Use label X if anywhere present in the window
Docs: useful for detecting short or sparse events that may not occupy the full window but are critical to capture when they occur.
- When I select “sneeze”
  It will misclassify the whole window that has even a tiny amount of sneeze to sneeze (5/95, 10/90, 20/80 …)
- When I select “other”
  It will misclassify the whole window that has even a tiny amount of other to other (5/95, 10/90, 20/80 …)

So no matter what I select, I will get devastating amount of misclassification. I understand that I can manually inspect that the model still works, but I need statistics to be reliable, so I can evaluate models by the numbers and not by feeling.

My suggestion:
Instead of checkbox ON/OFF coarse selection, allow user to enter percentage value that must be within the window to classify it.

I would try to set 70% to sneeze. That means that window must occupy at least 70% sneeze in order to qualify to be classified as sneeze.
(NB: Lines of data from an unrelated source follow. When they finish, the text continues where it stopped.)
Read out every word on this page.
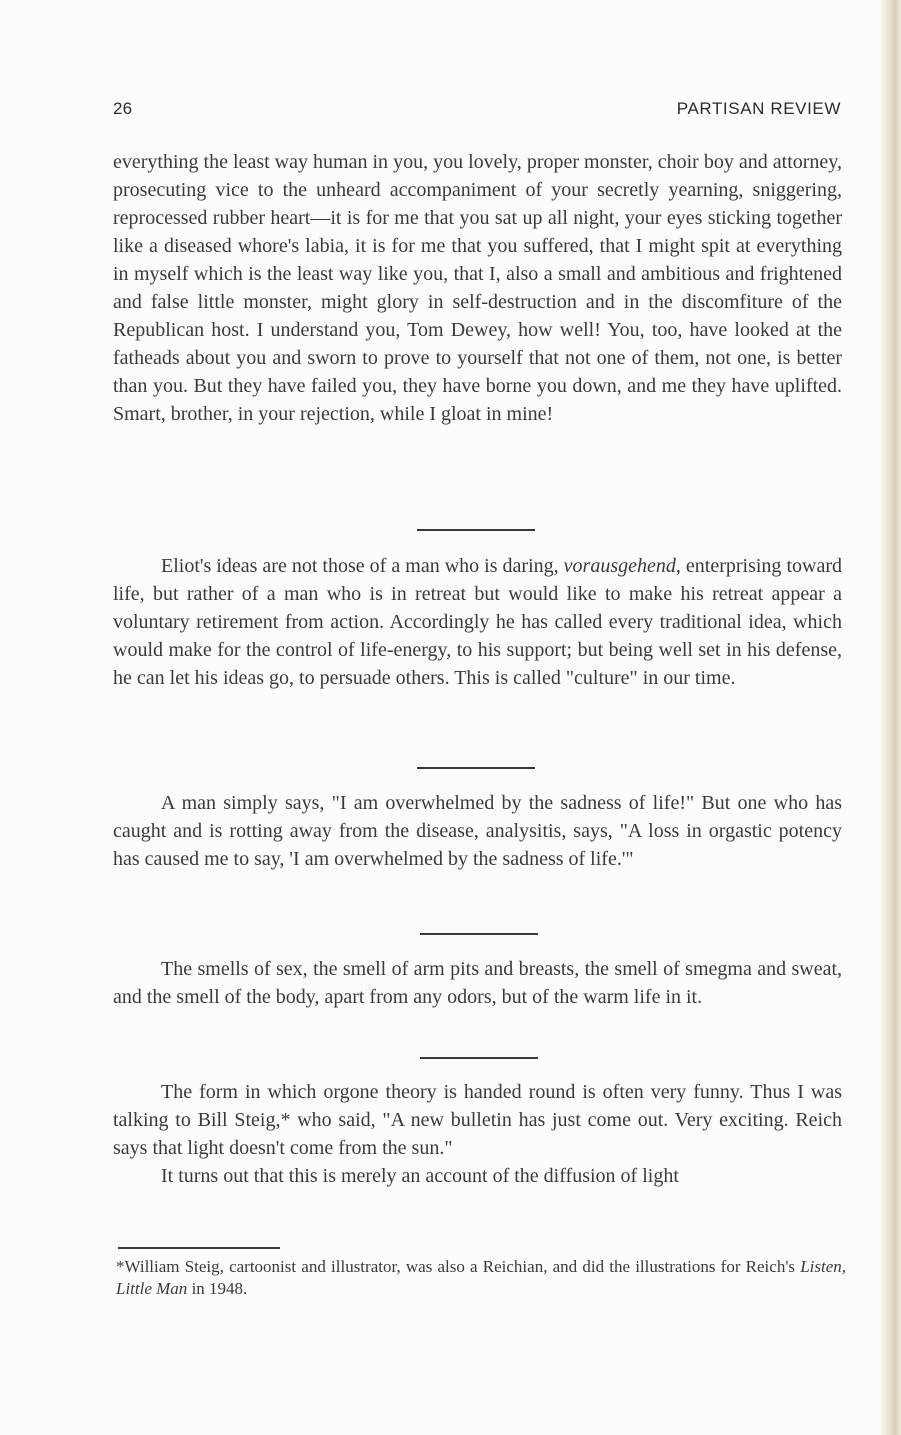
26	PARTISAN REVIEW

everything the least way human in you, you lovely, proper monster, choir boy and attorney, prosecuting vice to the unheard accompaniment of your secretly yearning, sniggering, reprocessed rubber heart—it is for me that you sat up all night, your eyes sticking together like a diseased whore's labia, it is for me that you suffered, that I might spit at everything in myself which is the least way like you, that I, also a small and ambitious and frightened and false little monster, might glory in self-destruction and in the discomfiture of the Republican host. I understand you, Tom Dewey, how well! You, too, have looked at the fatheads about you and sworn to prove to yourself that not one of them, not one, is better than you. But they have failed you, they have borne you down, and me they have uplifted. Smart, brother, in your rejection, while I gloat in mine!

Eliot's ideas are not those of a man who is daring, vorausgehend, enterprising toward life, but rather of a man who is in retreat but would like to make his retreat appear a voluntary retirement from action. Accordingly he has called every traditional idea, which would make for the control of life-energy, to his support; but being well set in his defense, he can let his ideas go, to persuade others. This is called "culture" in our time.

A man simply says, "I am overwhelmed by the sadness of life!" But one who has caught and is rotting away from the disease, analysitis, says, "A loss in orgastic potency has caused me to say, 'I am overwhelmed by the sadness of life.'"

The smells of sex, the smell of arm pits and breasts, the smell of smegma and sweat, and the smell of the body, apart from any odors, but of the warm life in it.

The form in which orgone theory is handed round is often very funny. Thus I was talking to Bill Steig,* who said, "A new bulletin has just come out. Very exciting. Reich says that light doesn't come from the sun."

It turns out that this is merely an account of the diffusion of light

*William Steig, cartoonist and illustrator, was also a Reichian, and did the illustrations for Reich's Listen, Little Man in 1948.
Not sure if it fixes the issue, but I think so. The checkbox method essentially sets this value to either 0% or 100%, which will lead to misclassifying either way.

Edit:
I noticed I can check both of the checkboxes simultaneously. I assume it means 50% chance to classify either one. That improved the results, but I manually checked the errors and they are mostly mislabeling.

Error: 9.3% (38 / 407) Actual label: sneeze. Predicted label: other

brianmcfadden · December 17, 2025, 5:27pm

Thanks for the feedback @tuoman. I can see what you’re saying about assigning a label to the window based on the percentage of labels found in that window. I have passed that feedback along to the team.

You mention “…as it will classify based on end of the window” and “…will misclassify the whole window”. I want to clarify that the issue isn’t classification directly; the issue has to do with labeling of the windows used for model training not being as accurate as when your data is split into separate samples, leading to a model that doesn’t perform as well, leading to misclassifications of your test/real-world data.

So when you say:

I understand that I can manually inspect that the model still works, but I need statistics to be reliable, so I can evaluate models by the numbers and not by feeling.

I don’t quite follow. Sure, the model “works” but it is a model that doesn’t perform as well as the model you trained with separate samples with a single label. So the statistics are reliable - the multi-label model isn’t performing as well.